Blini are one of the most popular dishes in Russia and the former Soviet Union, and have become a staple at holiday parties and New Year’s gatherings around the world. Their buttery, simple taste is the perfect canvas for a range of toppings. Most commonly, you’ll see blini served with salmon or trout roe, caviar, or smoked fish, like lox. You’ll also find blini topped with a small dollop of smetana (an Eastern European sour cream-creme fraiche hybrid), creme fraiche, or sour cream. The richness of the cream balances the sharp saltiness of the fish. A garnish of fresh dill adds a pop of color and a hint of anise.

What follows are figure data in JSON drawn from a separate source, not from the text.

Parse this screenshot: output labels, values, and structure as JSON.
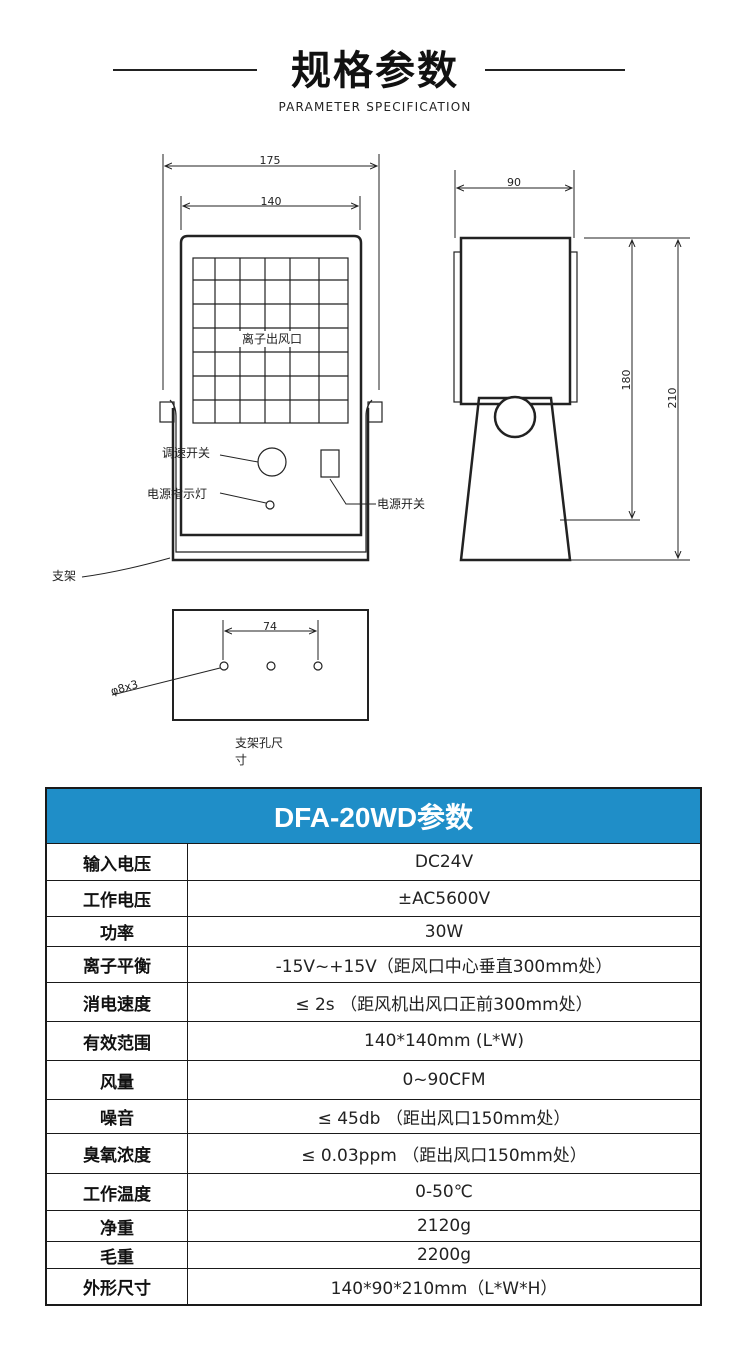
{
  "header": {
    "title": "规格参数",
    "subtitle": "PARAMETER SPECIFICATION"
  },
  "drawing": {
    "dimensions": {
      "width_outer": "175",
      "width_inner": "140",
      "depth": "90",
      "height_inner": "180",
      "height_outer": "210",
      "hole_spacing": "74",
      "hole_spec": "φ8x3"
    },
    "labels": {
      "outlet": "离子出风口",
      "speed_switch": "调速开关",
      "power_indicator": "电源指示灯",
      "power_switch": "电源开关",
      "bracket": "支架",
      "bracket_holes_line1": "支架孔尺",
      "bracket_holes_line2": "寸"
    }
  },
  "spec_table": {
    "title": "DFA-20WD参数",
    "accent_color": "#1f8ec8",
    "rows": [
      {
        "label": "输入电压",
        "value": "DC24V"
      },
      {
        "label": "工作电压",
        "value": "±AC5600V"
      },
      {
        "label": "功率",
        "value": "30W"
      },
      {
        "label": "离子平衡",
        "value": "-15V~+15V（距风口中心垂直300mm处）"
      },
      {
        "label": "消电速度",
        "value": "≤ 2s （距风机出风口正前300mm处）"
      },
      {
        "label": "有效范围",
        "value": "140*140mm (L*W)"
      },
      {
        "label": "风量",
        "value": "0~90CFM"
      },
      {
        "label": "噪音",
        "value": "≤ 45db （距出风口150mm处）"
      },
      {
        "label": "臭氧浓度",
        "value": "≤ 0.03ppm （距出风口150mm处）"
      },
      {
        "label": "工作温度",
        "value": "0-50℃"
      },
      {
        "label": "净重",
        "value": "2120g"
      },
      {
        "label": "毛重",
        "value": "2200g"
      },
      {
        "label": "外形尺寸",
        "value": "140*90*210mm（L*W*H）"
      }
    ]
  }
}
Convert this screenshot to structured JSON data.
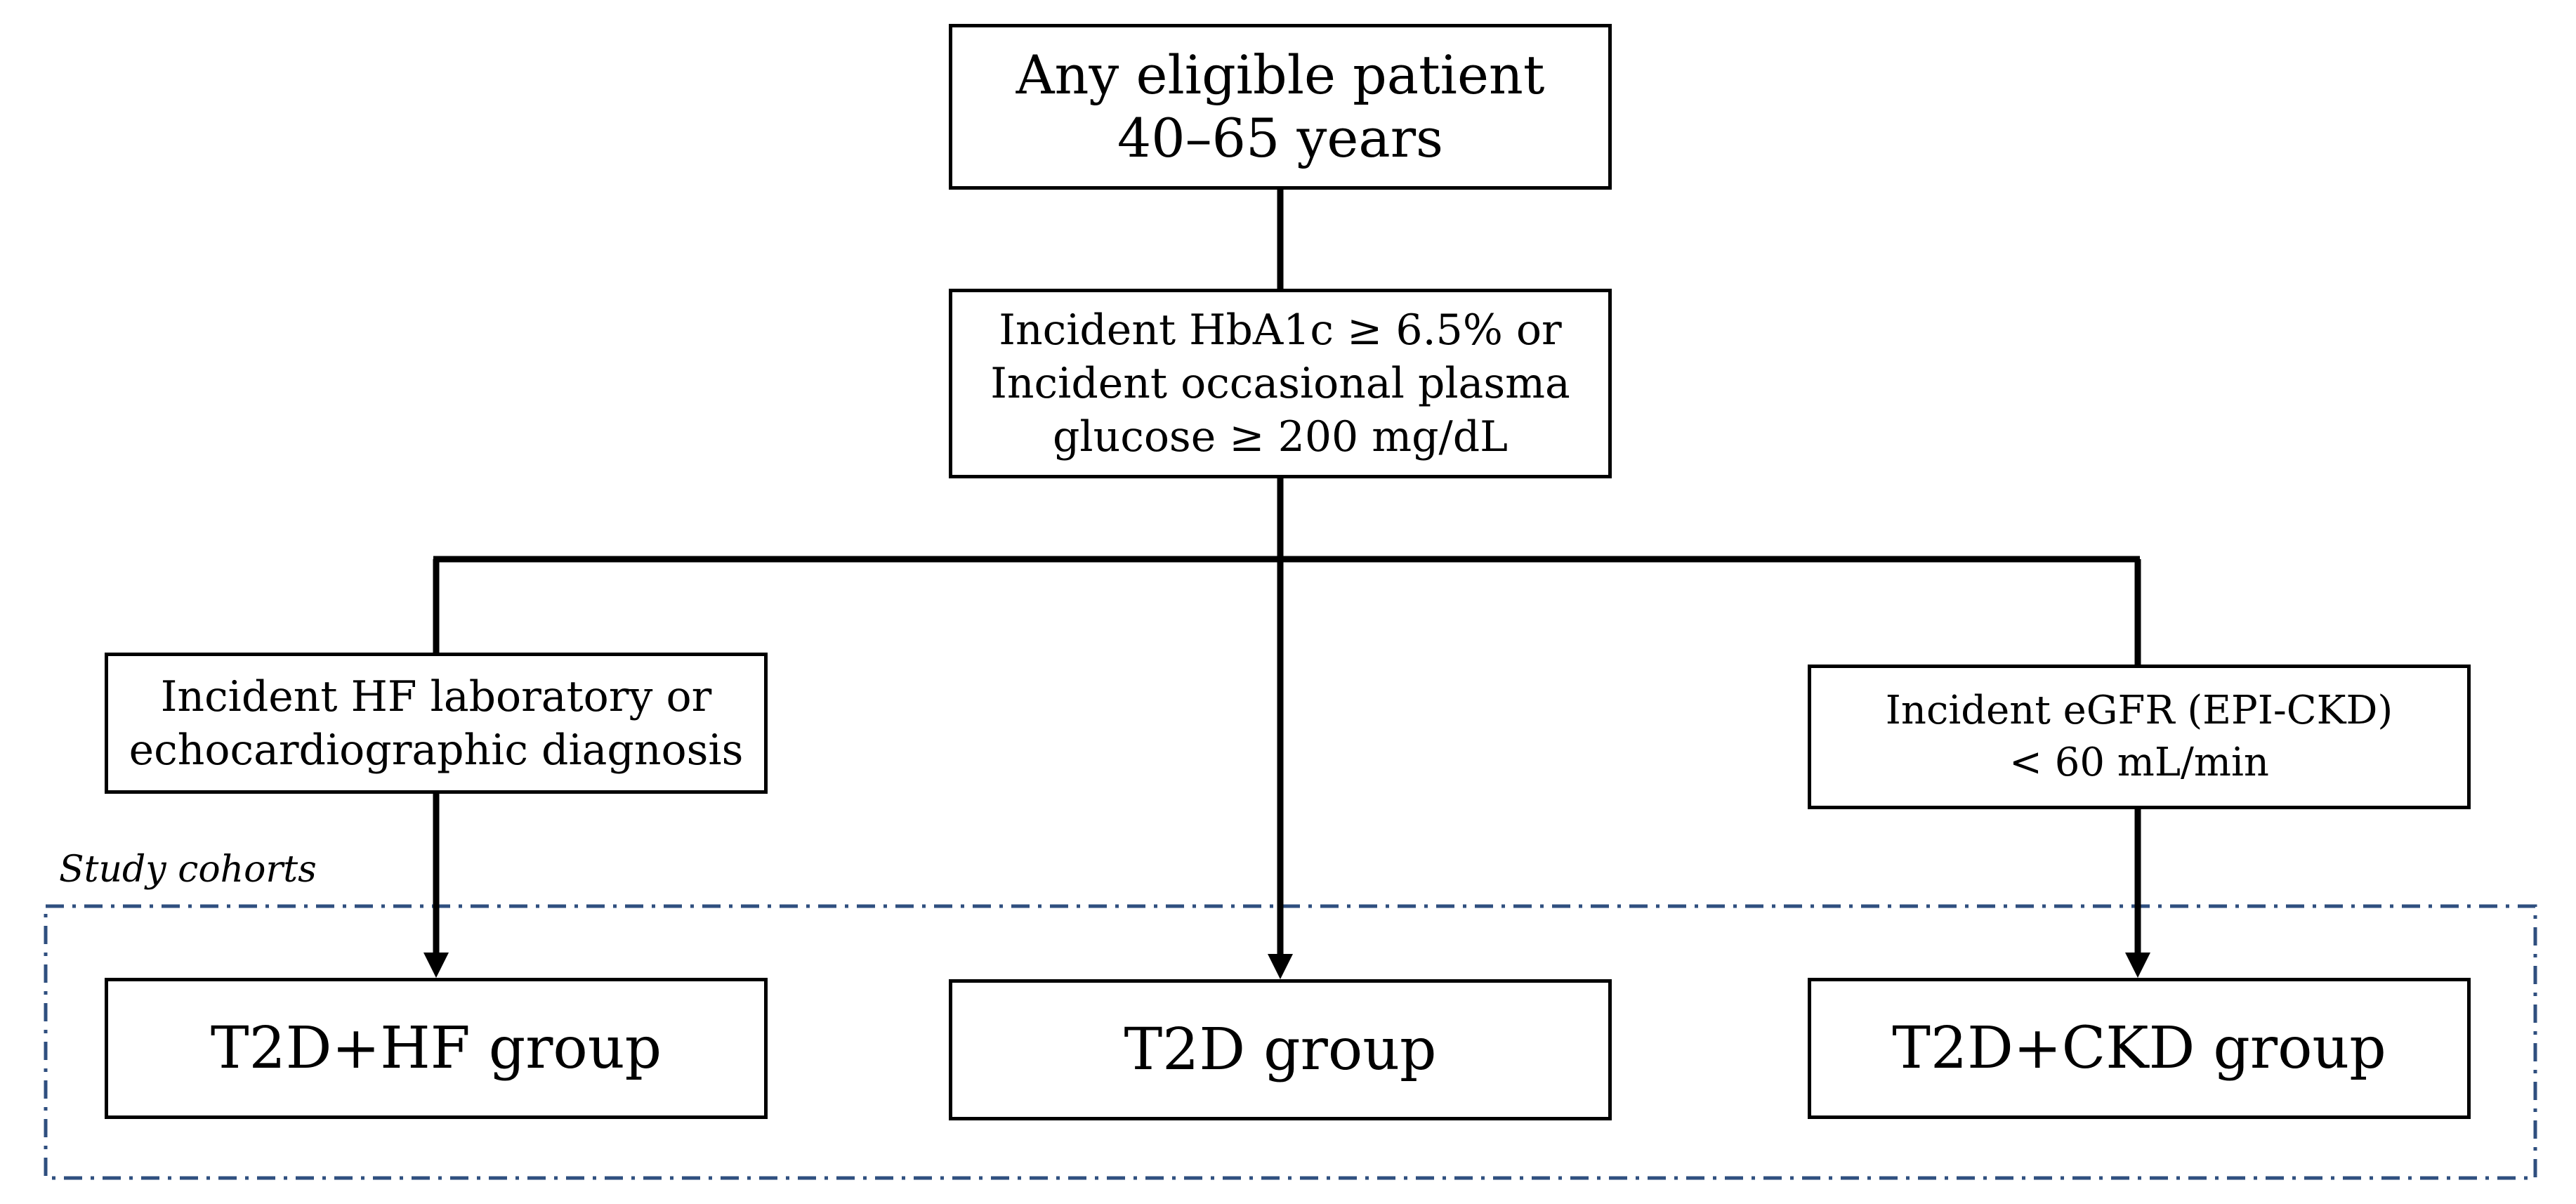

These pancakes are made with a yeasted dough. They are not to be confused with the thin, crepe-like pancakes used for blintzes, which are also sometimes called blini, or blinchikiin Russian. In this batter, the yeast combined with whipped egg whites make a light and airy pancake. Buckwheat flour is optional, but gives the pancakes a nutty earthiness.
These are a perfect appetizer but I see no objection to having them as a main course, or even for breakfast with sweet topping. They are well-known friends of champagne and cocktails, and whether they feed two or 20, they are inherently festive.